7- Kathleen Kenyon (1906-1978) arkeoloji sahasında çığır açan bir isim olarak tanınır. Oxford Üniversitesi Arkeoloji Topluluğu’nun ilk kadın başkanı olması, kadınların akademik alandaki rolünü güçlendirmiş ve ilham vermiştir. Kenyon, çalışmalarında Mortimer Wheeler gibi tanınmış isimlerle birlikte çalışarak kapsamlı bir deneyim elde etmiştir.

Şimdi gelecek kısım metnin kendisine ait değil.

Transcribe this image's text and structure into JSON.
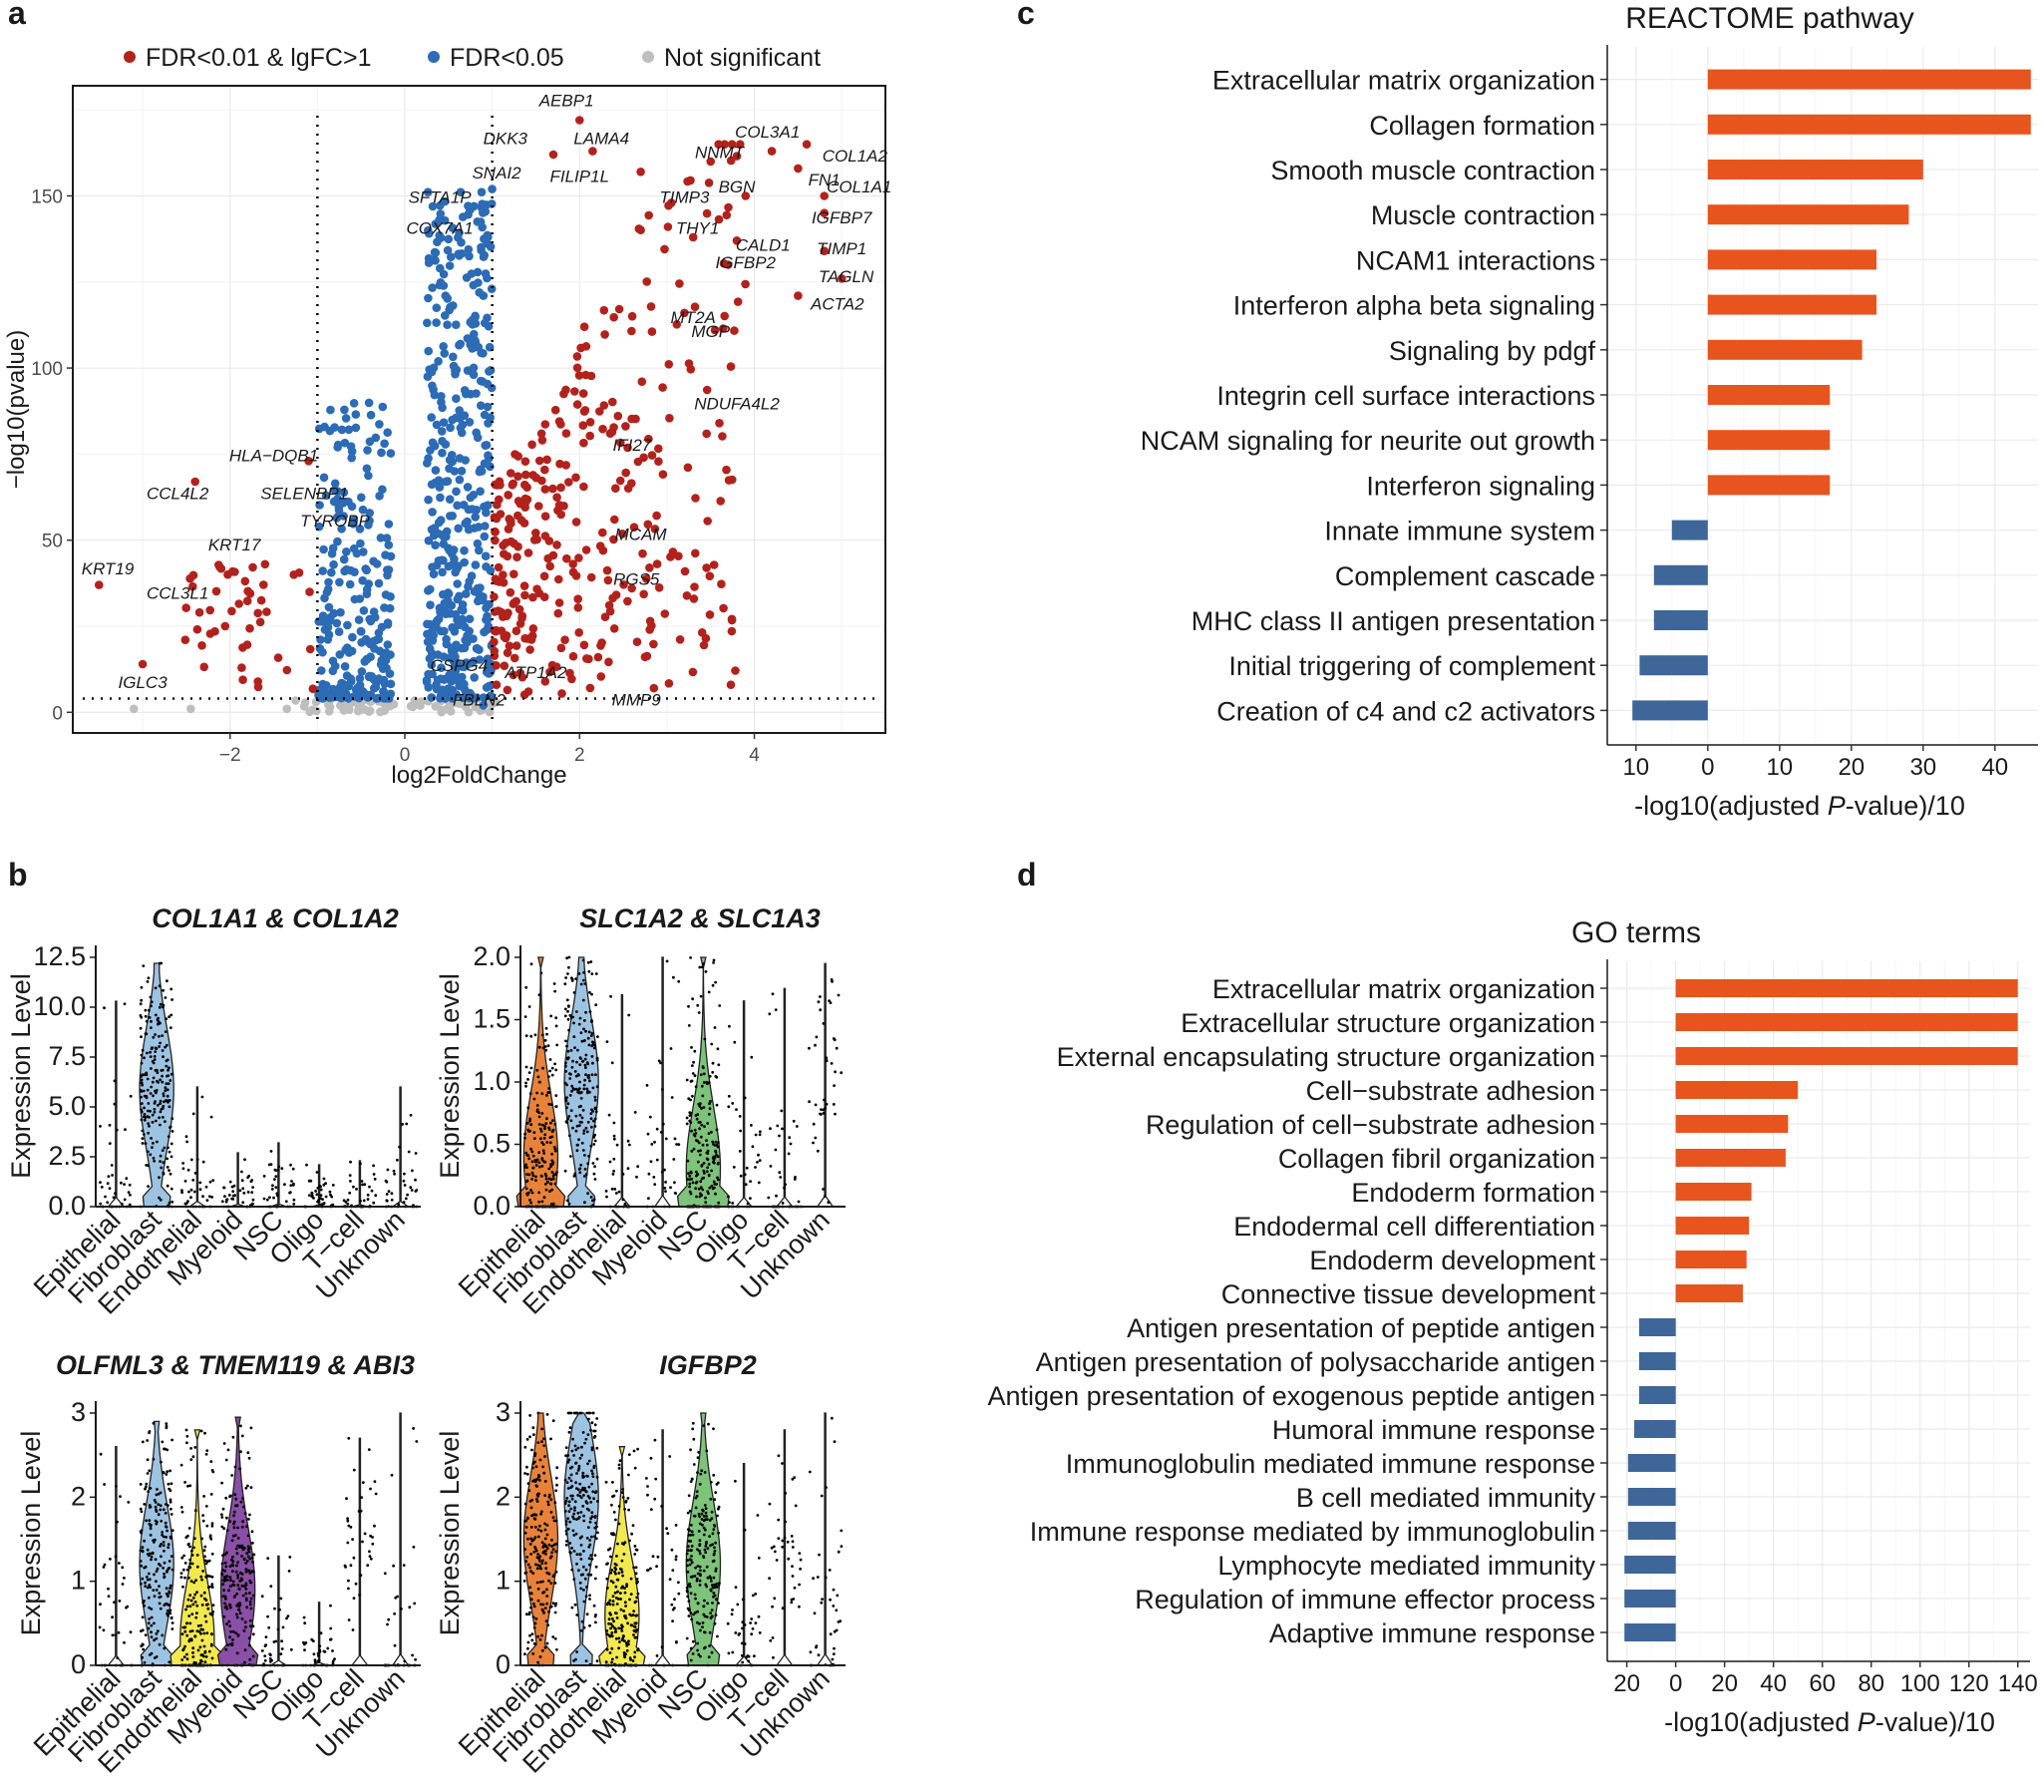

Orta Doğu Neolitiği konusundaki uzmanlığıyla, Kenyon önemli bir etki yaratmıştır. Özellikle 1952-58 yılları arasında Jericho ve Bangalow’da yaptığı kazılar, bu alandaki bilgimizi derinleştirmiştir. Bazılarına göre, Kenyon 20. yüzyılın en etkili kadın arkeologudur ve bu itibarını titiz çalışmalarına borçludur.Jericho’nun bilinen en eski yıl boyu yerleşimi olarak tanınmasında Kenyon’un çalışmalarının rolü büyüktür. Kenyon, stratigrafiyi ön planda tutarak kazı yöntemlerini geliştirmiş ve bu alanda önemli ilerlemeler kaydetmiştir. Ayrıca, seramik tipolojisi konusunda yeni metodlar geliştirerek, arkeolojik buluntuların sınıflandırılmasında ve anlaşılmasında önemli katkılarda bulunmuştur. Kenyon, akademik hayatında da etkin bir rol oynamış ve profesörlük gibi yüksek pozisyonlarda başarılı bir şekilde devam etmiştir.